Macie can only be used as a tool for temporary hosted data. Meaning, you don´t have to necessarily have your data in S3, but can move it to S3 to use Macie and then migrate it back to its origin. Recently discovered findings by Macie are stored for 30 days in the AWS Management console. Then, the information is written to a customer-owned S3 bucket for long term retention.

Compliance teams are legally required to do checks on sensitive information. Where it resides for example. This can be automated by Macie. Allowing one-time, daily, weekly or monthly scans of data. This data, including job outputs, findings, evaluation results, timestamps, and bucket information can later be used in the long term. Companies need to know their sensitive information is not only safe but analyzed. The data may be stored for internal purposes or for the company´s audits.

Macie currently works in AWS, but it can be expected to launch a version for external data storage systems. For now, you will have to migrate your data to a S3 environment. You can extract files from Applications, File sharing platforms, collaboration tools, and Emails.

Let's hope for Amazon to extend their service for external data too… As of course they can help analyze sensitive information at a much influential level. Global data is more important than a companies own hosting. If Amazon is not extending their service for other apps, they are basically promoting S3 by a differentiated value. Don´t get me wrong, it´s advanced development and very useful for companies. But all data is stored in S3.

The Multi-account feature allows a single administrator to manage multiple member accounts. Like a master account and its sub-accounts. It is meant to give order and authority to data in a company. It also helps for ticketing systems and Syncing of multiple accounts using Macie into one output.

Is it expensive?

The price of Amazon Macie is based on two factors. The number of Amazon S3 buckets in the account (per month) and the amount of data processed (per month).

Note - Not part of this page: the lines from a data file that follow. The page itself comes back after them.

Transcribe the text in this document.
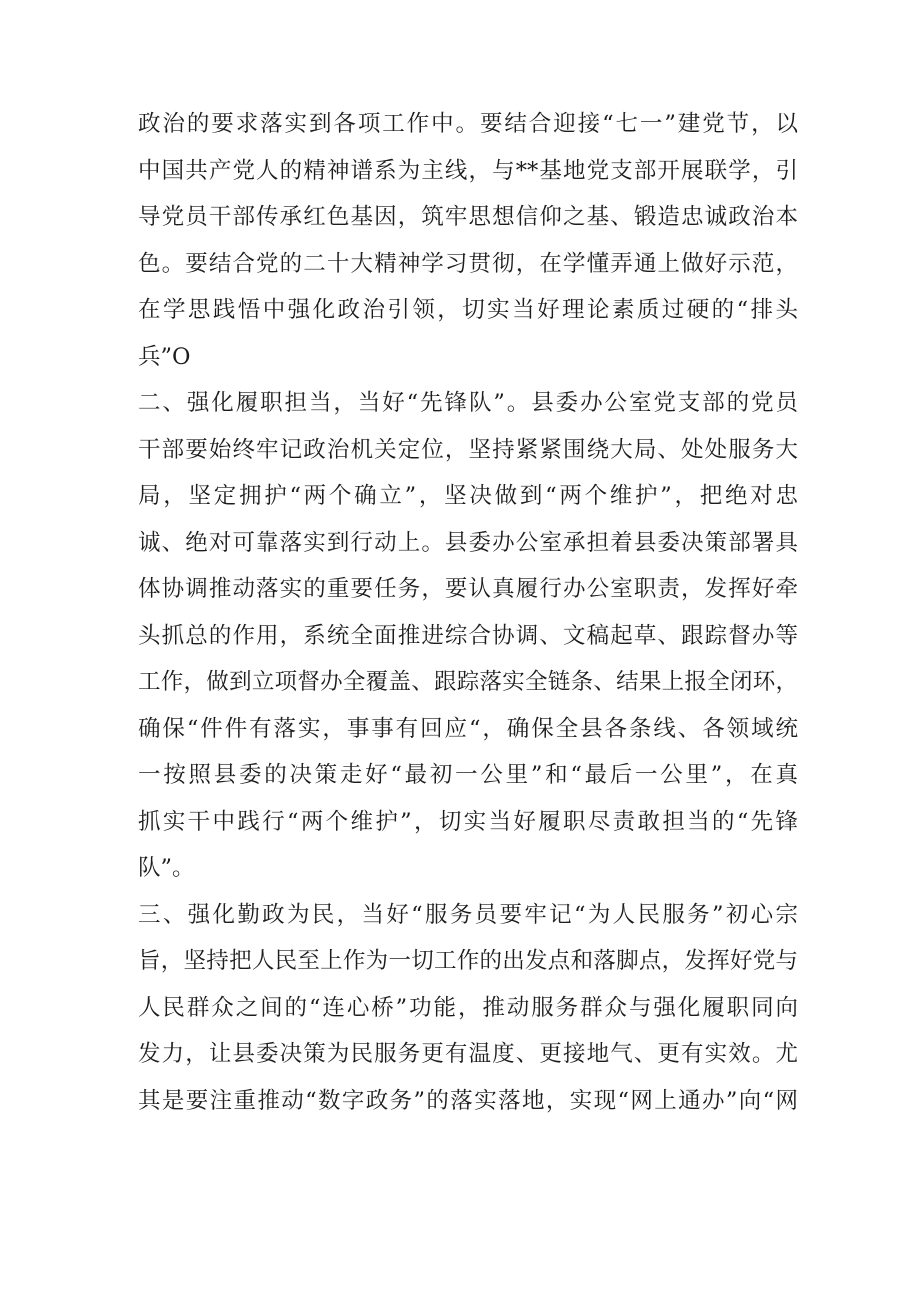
政治的要求落实到各项工作中。要结合迎接“七一”建党节，以
中国共产党人的精神谱系为主线，与**基地党支部开展联学，引
导党员干部传承红色基因，筑牢思想信仰之基、锻造忠诚政治本
色。要结合党的二十大精神学习贯彻，在学懂弄通上做好示范，
在学思践悟中强化政治引领，切实当好理论素质过硬的“排头
兵”O
二、强化履职担当，当好“先锋队”。县委办公室党支部的党员
干部要始终牢记政治机关定位，坚持紧紧围绕大局、处处服务大
局，坚定拥护“两个确立”，坚决做到“两个维护”，把绝对忠
诚、绝对可靠落实到行动上。县委办公室承担着县委决策部署具
体协调推动落实的重要任务，要认真履行办公室职责，发挥好牵
头抓总的作用，系统全面推进综合协调、文稿起草、跟踪督办等
工作，做到立项督办全覆盖、跟踪落实全链条、结果上报全闭环，
确保“件件有落实，事事有回应“，确保全县各条线、各领域统
一按照县委的决策走好“最初一公里”和“最后一公里”，在真
抓实干中践行“两个维护”，切实当好履职尽责敢担当的“先锋
队”。
三、强化勤政为民，当好“服务员要牢记“为人民服务”初心宗
旨，坚持把人民至上作为一切工作的出发点和落脚点，发挥好党与
人民群众之间的“连心桥”功能，推动服务群众与强化履职同向
发力，让县委决策为民服务更有温度、更接地气、更有实效。尤
其是要注重推动“数字政务”的落实落地，实现“网上通办”向“网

Only charging the customer for the bytes processed as sensitive information.

It´s not a common measure to reduce the price of your product by 80%, well, that is exactly what Amazon just did with one of their AWS (Amazon Web Services). Amazon Macie, a not so yet known product that is looking to become more accessible for its developers, it´s now at its lowest cost since its launch date.

Amazon offers a good 30-day free trial. Including an S3 bucket and security assessments. If used on a single account, the cost is direct, and if used on the multi-account configuration, the cost is estimated based on the sum of all accounts enabled and running. It is highly recommended to first do a 30-day free trial to give you accurate information on costs and usefulness.

The cost is $0,10 per S3 bucket. The amount of data processed for sensitive discovery is priced as followed. The first GB/Month is free, the next 50,000 GB are priced at $1 per GB, the next 450,000 GB are priced at $0,50 per GB, and over 500,000 GB are priced at $0,25 per GB.

To conclude, this is a very interesting proposal by Amazon. Allowing the everyday customer to analyze its data and protect it with Machine Learning and Pattern Recognition. It is currently only available for S3 hosted data, but it is expected to be offered for other apps too. The pricing has been reduced by 80% and is definitely a useful tool for companies with large amounts of data and sensitive information.